Alistair Wood: Scotland’s corporate self-reporting regime

Alistair Wood: Scotland's corporate self-reporting regime

Alistair Wood

Alistair Wood, an associate at Pinsent Masons discusses Scotland’s corporate self-reporting regime.

With our separate legal systems, the Deferred Prosecution Agreement (DPA) regime does not operate in Scotland, and as a result civil recovery remains the only option short of prosecution for Scottish prosecutors to resolve bribery cases.

In contrast, in England and Wales, DPAs have effectively displaced the use of Civil Recovery Orders to resolve bribery cases short of prosecution, with the Serious Fraud Office (SFO) taking an increasingly hard line on enforcement and resolution.

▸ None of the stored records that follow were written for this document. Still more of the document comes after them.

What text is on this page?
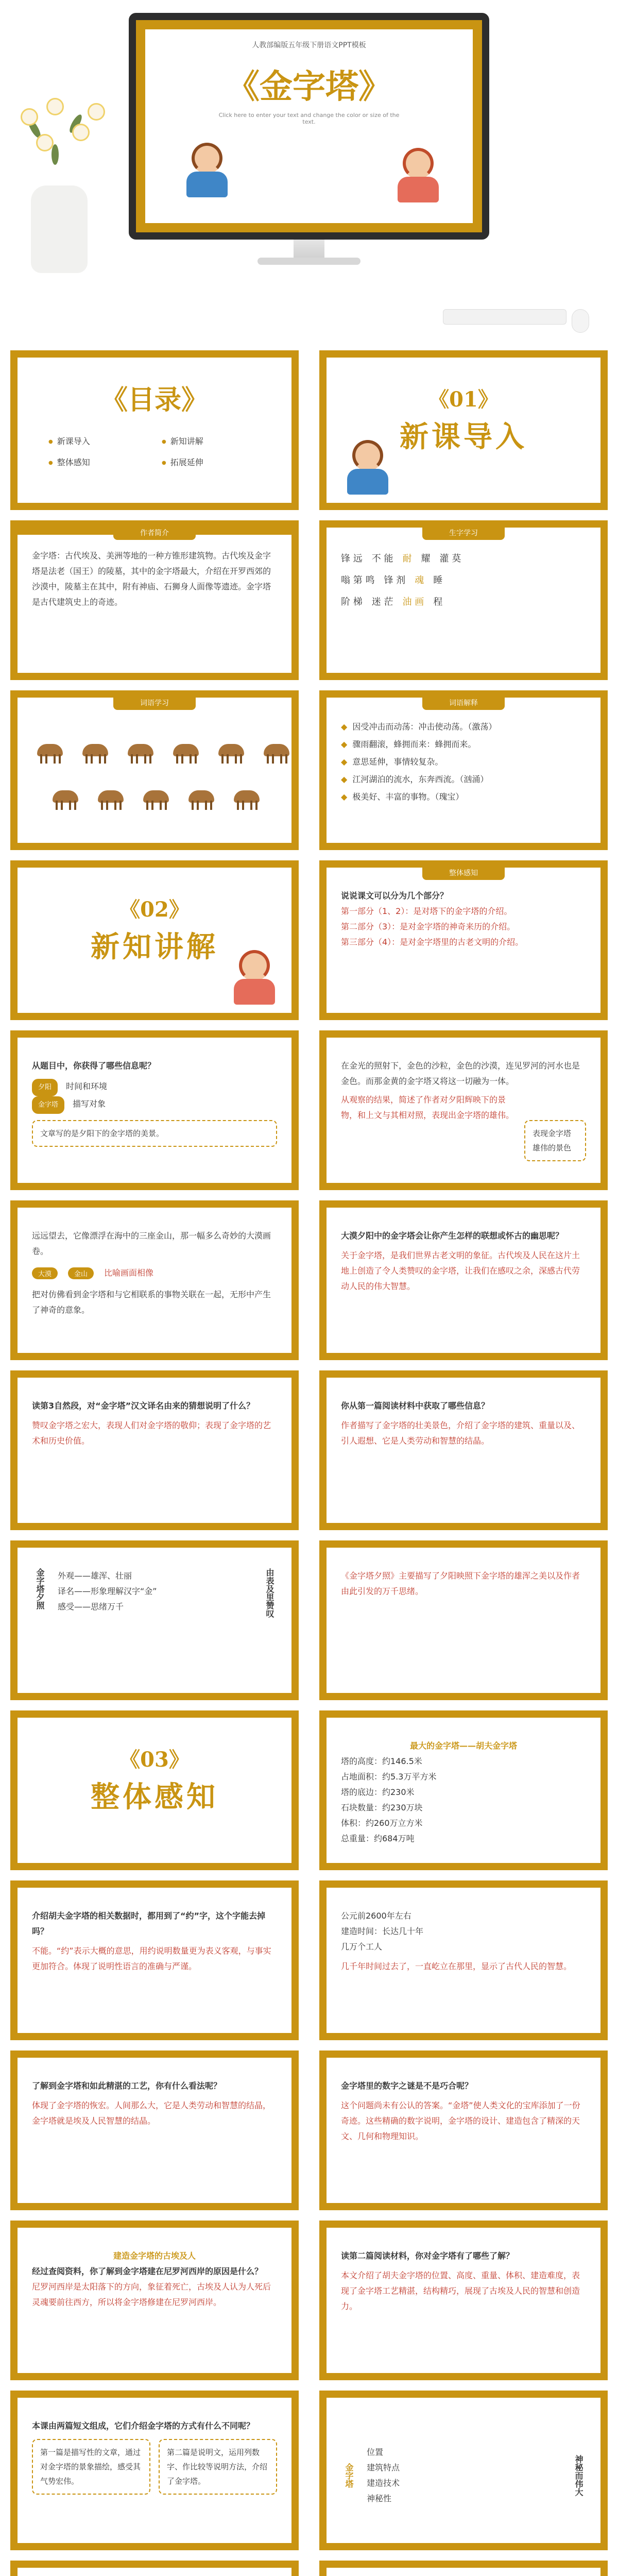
人教部编版五年级下册语文PPT模板
《金字塔》
Click here to enter your text and change the color or size of the text.
《目录》
● 新课导入	● 新知讲解
● 整体感知	● 拓展延伸
《01》
新课导入
作者简介
金字塔：古代埃及、美洲等地的一种方锥形建筑物。古代埃及金字塔是法老（国王）的陵墓，其中的金字塔最大，介绍在开罗西郊的沙漠中，陵墓主在其中，附有神庙、石狮身人面像等遗迹。金字塔是古代建筑史上的奇迹。
生字学习
锋 远　 不 能　 耐　 耀　 灌 莫
嗡 第 鸣　 锋 剂　 魂　 睡
阶 梯　 迷 茫　 油 画　 程
词语学习	词语解释
◆ 因受冲击而动荡：冲击使动荡。（激荡）
◆ 骤雨翻滚，蜂拥而来：蜂拥而来。
◆ 意思延伸，事情较复杂。
◆ 江河湖泊的流水，东奔西流。（汹涌）
◆ 极美好、丰富的事物。（瑰宝）
《02》
新知讲解
整体感知
说说课文可以分为几个部分？
第一部分（1、2）：是对塔下的金字塔的介绍。
第二部分（3）：是对金字塔的神奇来历的介绍。
第三部分（4）：是对金字塔里的古老文明的介绍。
从题目中，你获得了哪些信息呢？
夕阳　 时间和环境
金字塔　 描写对象
文章写的是夕阳下的金字塔的美景。
在金光的照射下，金色的沙粒，金色的沙漠，连见罗河的河水也是金色。而那金黄的金字塔又将这一切融为一体。
从观察的结果，简述了作者对夕阳辉映下的景物，和上文与其相对照，表现出金字塔的雄伟。
表现金字塔雄伟的景色
远远望去，它像漂浮在海中的三座金山，那一幅多么奇妙的大漠画卷。
大漠	金山	比喻画面相像
把对仿佛看到金字塔和与它相联系的事物关联在一起，无形中产生了神奇的意象。
大漠夕阳中的金字塔会让你产生怎样的联想或怀古的幽思呢？
关于金字塔，是我们世界古老文明的象征。古代埃及人民在这片土地上创造了令人类赞叹的金字塔，让我们在感叹之余，深感古代劳动人民的伟大智慧。
读第3自然段，对“金字塔”汉文译名由来的猜想说明了什么？
赞叹金字塔之宏大，表现人们对金字塔的敬仰；表现了金字塔的艺术和历史价值。
你从第一篇阅读材料中获取了哪些信息？
作者描写了金字塔的壮美景色，介绍了金字塔的建筑、重量以及、引人遐想、它是人类劳动和智慧的结晶。
金字塔夕照	外观——雄浑、壮丽
译名——形象理解汉字“金”
感受——思绪万千	由表及里赞叹	《金字塔夕照》主要描写了夕阳映照下金字塔的雄浑之美以及作者由此引发的万千思绪。
《03》
整体感知
最大的金字塔——胡夫金字塔
塔的高度：约146.5米
占地面积：约5.3万平方米
塔的底边：约230米
石块数量：约230万块
体积：约260万立方米
总重量：约684万吨
介绍胡夫金字塔的相关数据时，都用到了“约”字，这个字能去掉吗？
不能。“约”表示大概的意思，用约说明数量更为表义客观，与事实更加符合。体现了说明性语言的准确与严谨。
公元前2600年左右
建造时间：长达几十年
几万个工人
几千年时间过去了，一直屹立在那里，显示了古代人民的智慧。
了解到金字塔和如此精湛的工艺，你有什么看法呢？
体现了金字塔的恢宏。人间那么大，它是人类劳动和智慧的结晶，金字塔就是埃及人民智慧的结晶。
金字塔里的数字之谜是不是巧合呢？
这个问题尚未有公认的答案。“金塔”使人类文化的宝库添加了一份奇迹。这些精确的数字说明，金字塔的设计、建造包含了精深的天文、几何和物理知识。
建造金字塔的古埃及人
经过查阅资料，你了解到金字塔建在尼罗河西岸的原因是什么？
尼罗河西岸是太阳落下的方向，象征着死亡，古埃及人认为人死后灵魂要前往西方，所以将金字塔修建在尼罗河西岸。
读第二篇阅读材料，你对金字塔有了哪些了解？
本文介绍了胡夫金字塔的位置、高度、重量、体积、建造难度，表现了金字塔工艺精湛，结构精巧，展现了古埃及人民的智慧和创造力。
本课由两篇短文组成，它们介绍金字塔的方式有什么不同呢？
第一篇是描写性的文章，通过对金字塔的景象描绘，感受其气势宏伟。
第二篇是说明文，运用列数字、作比较等说明方法，介绍了金字塔。	金字塔
位置
建筑特点
建造技术
神秘性
神秘而伟大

The Scottish corporate self-reporting initiative allows companies that discover problems within their organisations to come forward and disclose it to the Crown Office and Procurator Fiscal Service (COPFS) in return for gaining an opportunity to draw a line under the matter by way of civil settlement rather than full criminal prosecution.

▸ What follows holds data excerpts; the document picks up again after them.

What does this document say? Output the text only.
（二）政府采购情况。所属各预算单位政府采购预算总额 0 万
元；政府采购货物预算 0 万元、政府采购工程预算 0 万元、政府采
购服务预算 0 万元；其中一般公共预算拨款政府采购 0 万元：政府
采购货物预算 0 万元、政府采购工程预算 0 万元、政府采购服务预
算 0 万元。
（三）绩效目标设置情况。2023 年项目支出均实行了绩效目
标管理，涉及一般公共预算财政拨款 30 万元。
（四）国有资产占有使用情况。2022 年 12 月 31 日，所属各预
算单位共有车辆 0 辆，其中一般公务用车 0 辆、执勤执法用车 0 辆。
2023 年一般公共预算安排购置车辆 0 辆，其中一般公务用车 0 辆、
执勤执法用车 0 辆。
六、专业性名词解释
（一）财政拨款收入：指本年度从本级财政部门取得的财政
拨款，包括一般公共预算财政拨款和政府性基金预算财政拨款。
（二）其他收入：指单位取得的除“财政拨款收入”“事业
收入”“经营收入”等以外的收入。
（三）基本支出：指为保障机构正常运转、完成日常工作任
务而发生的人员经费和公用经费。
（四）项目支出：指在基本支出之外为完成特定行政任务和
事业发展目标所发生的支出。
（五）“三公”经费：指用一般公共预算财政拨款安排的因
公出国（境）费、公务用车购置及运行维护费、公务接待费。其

The self-reporting regime only covers offences under the Bribery Act 2010, or conduct that would “constitute an analogous offence under the law as it is before the Act comes into force” if it took place before 1 July 2011.

Businesses that wish to self-report potential offences must do so via a solicitor, who must then submit a report to the Serious and Organised Crime Unit (SOCU) at COPFS. The business must commit to “meaningful dialogue” with SOCU throughout its investigations, to share the results of its own internal investigation with SOCU, and to disclose the full extent of criminal conduct which has been discovered. Details of remedial measures taken to avoid repetition must also be given.

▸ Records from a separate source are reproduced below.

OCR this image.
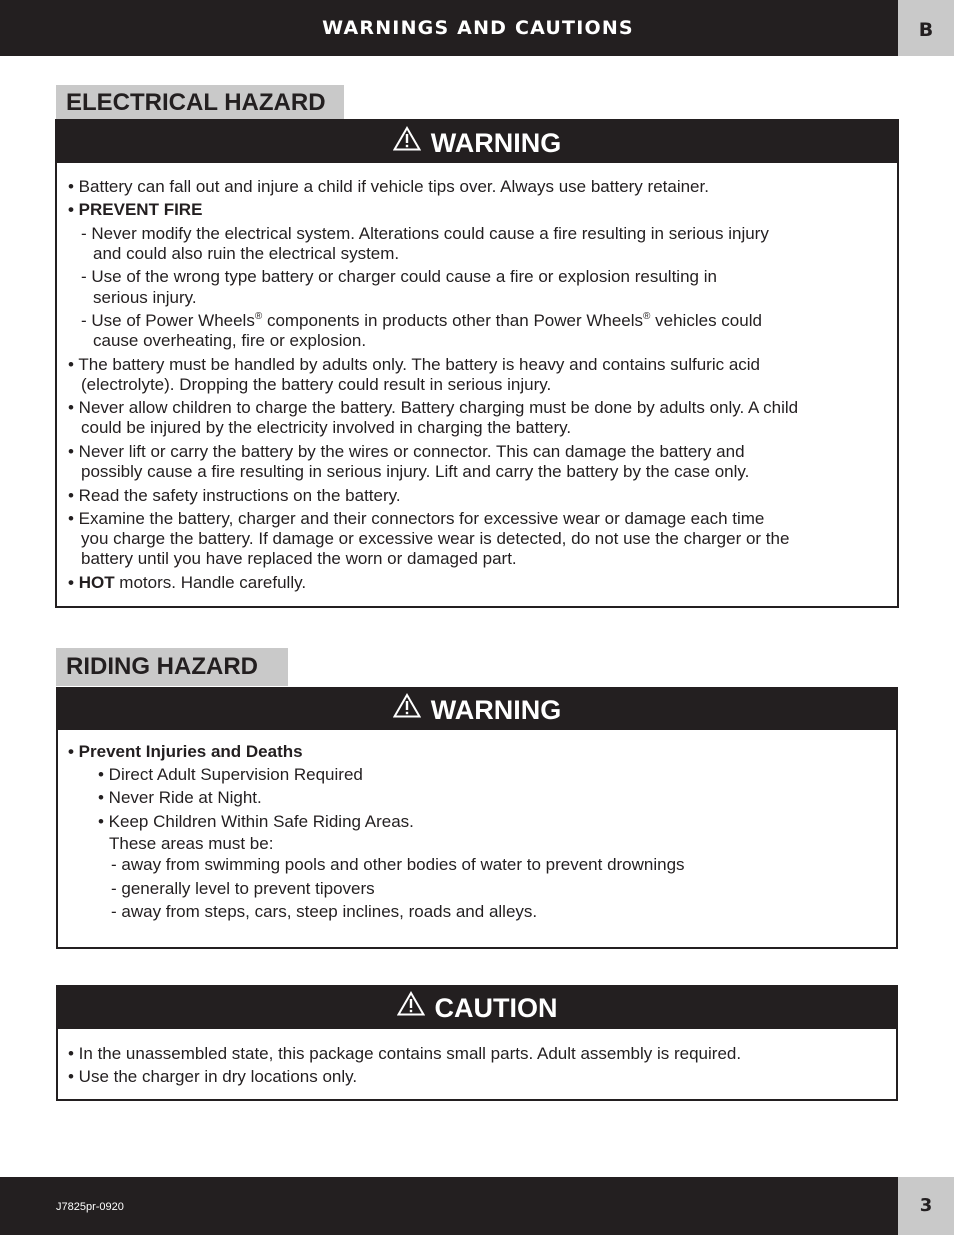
WARNINGS AND CAUTIONS	B
ELECTRICAL HAZARD
WARNING
• Battery can fall out and injure a child if vehicle tips over. Always use battery retainer.
• PREVENT FIRE
- Never modify the electrical system. Alterations could cause a fire resulting in serious injury
and could also ruin the electrical system.
- Use of the wrong type battery or charger could cause a fire or explosion resulting in
serious injury.
- Use of Power Wheels® components in products other than Power Wheels® vehicles could
cause overheating, fire or explosion.
• The battery must be handled by adults only. The battery is heavy and contains sulfuric acid
(electrolyte). Dropping the battery could result in serious injury.
• Never allow children to charge the battery. Battery charging must be done by adults only. A child
could be injured by the electricity involved in charging the battery.
• Never lift or carry the battery by the wires or connector. This can damage the battery and
possibly cause a fire resulting in serious injury. Lift and carry the battery by the case only.
• Read the safety instructions on the battery.
• Examine the battery, charger and their connectors for excessive wear or damage each time
you charge the battery. If damage or excessive wear is detected, do not use the charger or the
battery until you have replaced the worn or damaged part.
• HOT motors. Handle carefully.
RIDING HAZARD
WARNING
• Prevent Injuries and Deaths
• Direct Adult Supervision Required
• Never Ride at Night.
• Keep Children Within Safe Riding Areas.
These areas must be:
- away from swimming pools and other bodies of water to prevent drownings
- generally level to prevent tipovers
- away from steps, cars, steep inclines, roads and alleys.
CAUTION
• In the unassembled state, this package contains small parts. Adult assembly is required.
• Use the charger in dry locations only.
J7825pr-0920	3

SOCU will then take a decision about whether to refer the case to the Civil Recovery Unit (CRU) for civil settlement, or whether it is in the public interest to proceed to full prosecution. This will usually depend on the seriousness of the offence - including whether there was senior management involvement - and whether the business took action as soon as the matter came to the attention of senior management.

Other considerations may also be relevant, including whether or not individuals involved in any wrongdoing have left the business. If the case is referred to the CRU, an investigation by CRU under the civil recovery provisions of the Proceeds of Crime Act will then take place with the assistance of third party forensic accountants.

Following a decision by the CRU to conclude a settlement, SOCU will be invited to intimate formally that there will be no prosecution of the business for the incident reported, subject to full implementation of the settlement. SOCU will seek Crown Counsel’s confirmation of this. If the decision is taken not to prosecute subject to full implementation of the settlement, then the settlement will be finalised by the CRU.

Quantum is normally based on the gross profit resulting from the identified bribery. However, this calculation is subject to analysis and negotiation depending on the facts of the individual case. Unlike in England and Wales, there is no additional penalty element to a civil settlement in Scotland and civil settlements agreed will normally be publicised, unless there are compelling reasons for confidentiality.

To date there have been six reported civil settlements agreed by the CRU, the most recent in March 2021, when Pinsent Masons acted on behalf of John Wood Group plc in reaching a civil settlement.